Nonostante questo, c’è poco da essere ottimisti sul futuro della rivoluzione bolivariana in Venezuela che sembra si stia ormai lentamente estinguendo. Il lodevole tentativo di Chavez e proseguito da Maduro di realizzare un socialismo che rispettasse i principi liberali e democratici ha avuto un certo successo ma ha anche mostrato la sua debolezza, che consiste proprio nell’aver lasciato alle classi privilegiate troppo potere politico ed economico, se è vero che la maggior parte delle imprese venezuelane sono ancora private e che l’opposizione detiene il controllo quasi totale dei canali di informazione.
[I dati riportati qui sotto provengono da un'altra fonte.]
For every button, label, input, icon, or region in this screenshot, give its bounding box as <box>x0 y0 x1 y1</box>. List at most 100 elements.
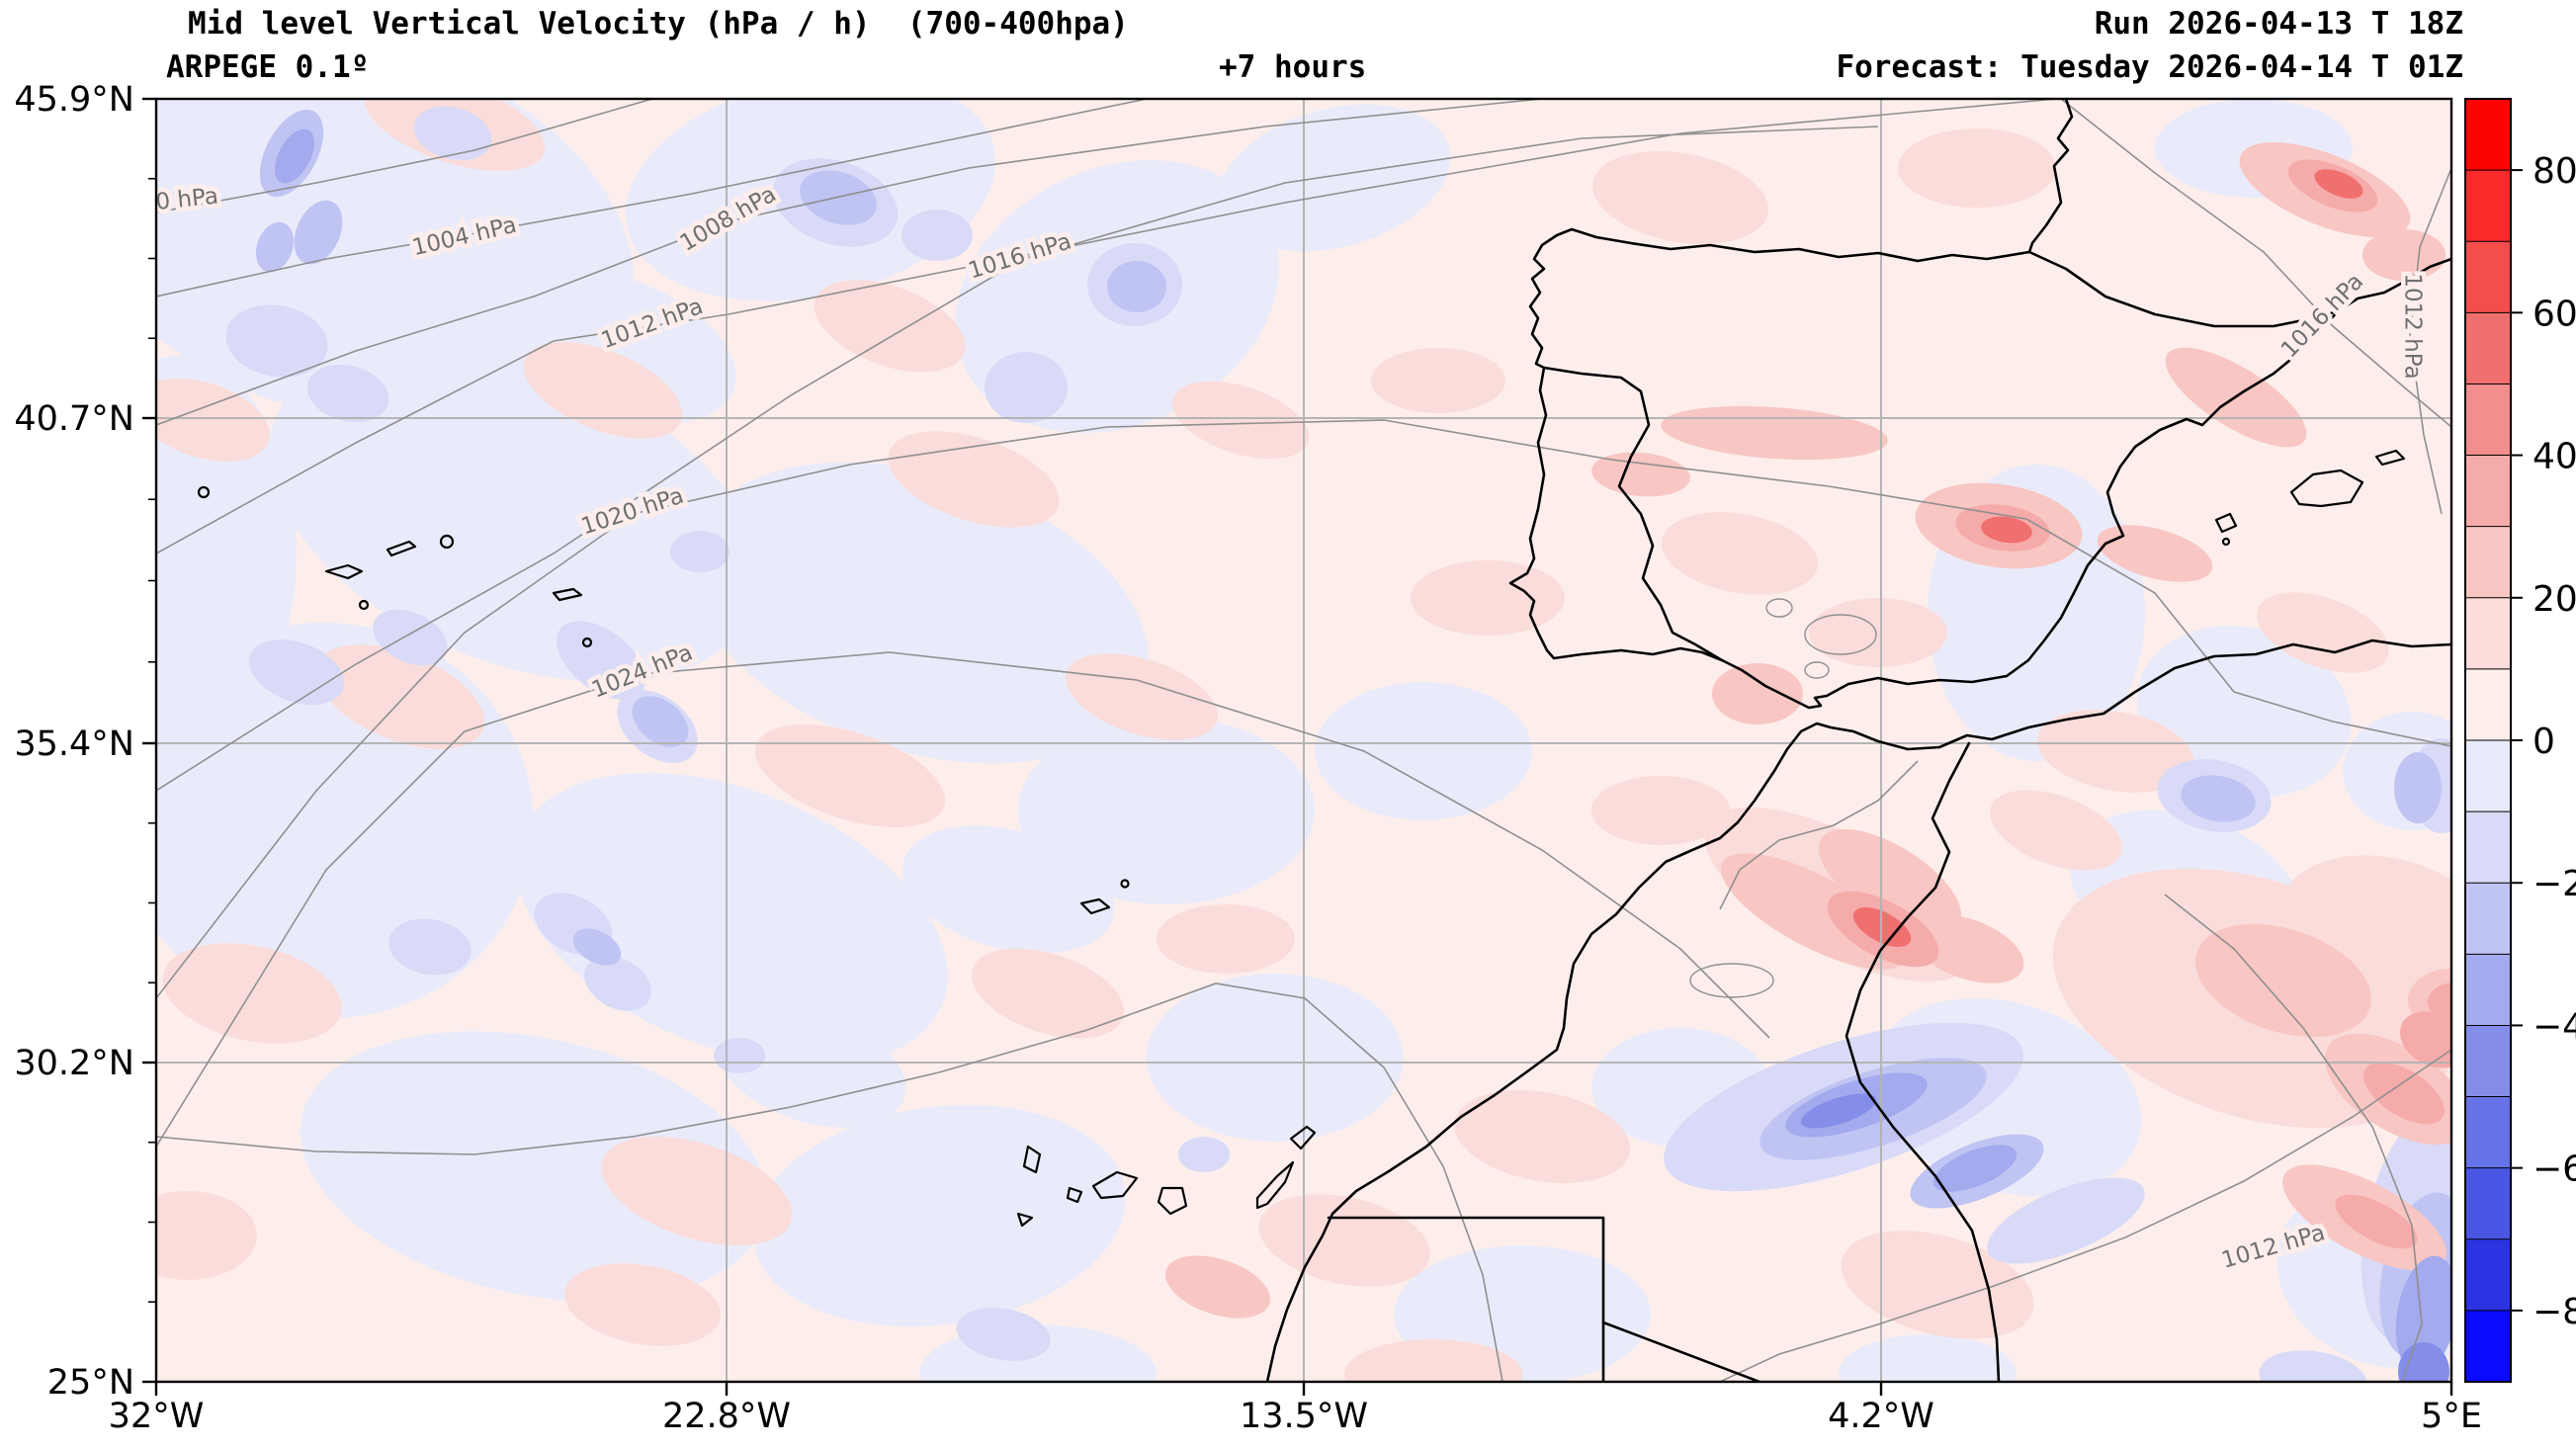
island-outline <box>197 485 211 499</box>
anomaly-blob <box>670 531 730 572</box>
anomaly-blob <box>2394 752 2442 823</box>
isobar-line <box>2164 894 2423 1382</box>
colorbar-segment <box>2465 99 2511 171</box>
model-label: ARPEGE 0.1º <box>166 49 370 85</box>
anomaly-blob <box>1661 405 1888 461</box>
island-outline <box>2221 537 2231 547</box>
island-outline <box>2374 449 2406 467</box>
colorbar-tick-label: −20 <box>2533 864 2576 904</box>
anomaly-blob <box>2181 775 2256 822</box>
anomaly-blob <box>584 956 651 1011</box>
lon-tick-label: 32°W <box>109 1397 205 1436</box>
anomaly-blob <box>388 918 472 976</box>
run-label: Run 2026-04-13 T 18Z <box>2094 6 2463 42</box>
anomaly-blob <box>1454 1090 1630 1183</box>
isobar-line <box>156 651 1770 1148</box>
colorbar-tick-label: 0 <box>2533 722 2555 762</box>
anomaly-blob <box>2363 1062 2445 1125</box>
isobar-line <box>2060 99 2451 428</box>
anomaly-blob <box>689 462 1150 764</box>
colorbar-tick-label: 40 <box>2533 437 2576 477</box>
island-outline <box>1120 879 1130 889</box>
colorbar-tick-label: 60 <box>2533 294 2576 334</box>
anomaly-blob <box>902 210 973 261</box>
anomaly-blob <box>2097 525 2213 582</box>
lon-tick-label: 22.8°W <box>662 1397 791 1436</box>
anomaly-blob <box>2428 982 2451 1022</box>
colorbar-segment <box>2465 597 2511 669</box>
anomaly-blob <box>1018 717 1315 904</box>
colorbar-segment <box>2465 1310 2511 1382</box>
anomaly-blob <box>1818 828 1962 935</box>
island-outline <box>581 637 593 648</box>
anomaly-blob <box>300 1031 768 1302</box>
anomaly-blob <box>156 1191 257 1280</box>
isobar-line <box>156 126 1879 792</box>
anomaly-blob <box>1371 348 1505 413</box>
isobar-loop <box>1765 598 1793 618</box>
anomaly-blob <box>632 696 689 747</box>
anomaly-blob <box>1800 1093 1877 1129</box>
anomaly-blob <box>225 304 328 378</box>
colorbar-tick-label: 20 <box>2533 579 2576 620</box>
anomaly-blob <box>1932 1145 2018 1192</box>
island-outline <box>1016 1212 1034 1228</box>
coastline <box>1265 639 2451 1382</box>
island-outline <box>1079 897 1111 915</box>
island-outline <box>1066 1186 1083 1204</box>
lon-tick-label: 5°E <box>2421 1397 2482 1436</box>
anomaly-blob <box>2195 923 2371 1038</box>
island-outline <box>1157 1186 1188 1216</box>
colorbar-tick-label: 80 <box>2533 151 2576 192</box>
coastline <box>1845 741 2001 1382</box>
island-outline <box>386 540 417 557</box>
lat-tick-label: 45.9°N <box>14 80 134 120</box>
anomaly-blob <box>563 1263 722 1346</box>
anomaly-blob <box>1712 663 1803 724</box>
anomaly-blob <box>1591 452 1690 497</box>
anomaly-blob <box>1841 1231 2034 1339</box>
anomaly-blob <box>2335 1194 2418 1249</box>
lat-tick-label: 25°N <box>47 1363 134 1403</box>
colorbar-segment <box>2465 1025 2511 1097</box>
island-outline <box>1255 1160 1295 1210</box>
anomaly-blob <box>315 644 485 749</box>
anomaly-blob <box>1344 1339 1522 1382</box>
anomaly-blob <box>714 1038 765 1073</box>
anomaly-blob <box>294 200 343 265</box>
isobar-line <box>156 99 1148 298</box>
anomaly-blob <box>1164 1255 1271 1319</box>
anomaly-blob <box>888 431 1060 528</box>
isobar-line <box>156 99 653 213</box>
anomaly-blob <box>1987 1177 2145 1264</box>
isobar-line <box>2409 167 2451 515</box>
anomaly-blob <box>255 221 295 273</box>
anomaly-blob <box>1107 261 1166 312</box>
anomaly-blob <box>601 1136 793 1246</box>
island-outline <box>358 599 370 611</box>
colorbar-segment <box>2465 740 2511 812</box>
colorbar-segment <box>2465 455 2511 527</box>
anomaly-blob <box>2257 592 2389 673</box>
colorbar-segment <box>2465 170 2511 242</box>
lat-tick-label: 35.4°N <box>14 724 134 764</box>
anomaly-blob <box>1411 560 1565 636</box>
colorbar-segment <box>2465 312 2511 384</box>
anomaly-blob <box>2036 710 2194 793</box>
island-outline <box>1022 1145 1042 1174</box>
anomaly-blob <box>902 825 1115 954</box>
lon-tick-label: 13.5°W <box>1240 1397 1368 1436</box>
colorbar-tick-label: −40 <box>2533 1006 2576 1047</box>
anomaly-blob <box>162 943 342 1044</box>
anomaly-blob <box>2362 229 2446 281</box>
colorbar-tick-label: −60 <box>2533 1150 2576 1190</box>
isobar-line <box>156 982 1503 1382</box>
forecast-label: Forecast: Tuesday 2026-04-14 T 01Z <box>1836 49 2463 85</box>
isobar-label: 1012 hPa <box>2400 273 2426 379</box>
anomaly-blob <box>1981 516 2032 544</box>
coastline <box>1601 1320 1761 1382</box>
colorbar-segment <box>2465 241 2511 313</box>
colorbar-segment <box>2465 1096 2511 1168</box>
Un processo per togliere potere a questi gruppi reazionari si è sostanzialmente interrotto da tanti anni e oggi sembra improbabile che Maduro abbia la forza e la capacità politica di trasformare il Venezuela in una dittatura, esautorando il Parlamento e procedendo a una nazionalizzazione della maggior parte dei settori produttivi e dell’informazione.
Le colpe del governo non si fermano qua. La guerra economica scatenata dalle élite borghesi, coi loro sabotaggi all’economia nazionale che ricordano proprio quelli messi a punto nel Cile di Allende, sta avendo i suoi effetti nel creare una scarsità di generi di prima necessità, così come ha sicuramente contribuito all’impennata dell’inflazione. Tuttavia Maduro e la sua squadra di governo hanno avuto l’incapacità non solo di non essere stati in grado di gestire la crisi in maniera più ordinata, ma soprattutto di non essere riusciti a svincolare il Venezuela dalla dipendenza dalle esportazioni di petrolio. Questo il suo prezzo si è abbassato, l’intera economia è collassata, portando il paese, aizzato da un’opposizione irresponsabile, in una situazione di conflittualità dilagante e quel che è forse ancor peggio, facendo crollare il consenso popolare che Maduro si era conquistato in virtù degli enormi progressi sociali avvenuti sotto la rivoluzione bolivariana.
Una società socialista e democratica insieme che funzioni non è per niente un’utopia. È utopico però pensare di realizzarla nel contesto imperialista attuale nel quale non viene lasciato spazio per nessun esperimento politico. Se le forze reazionarie interne non vengono schiacciate, saranno loro a schiacciare la rivoluzione con l’aiuto di una potenza estera.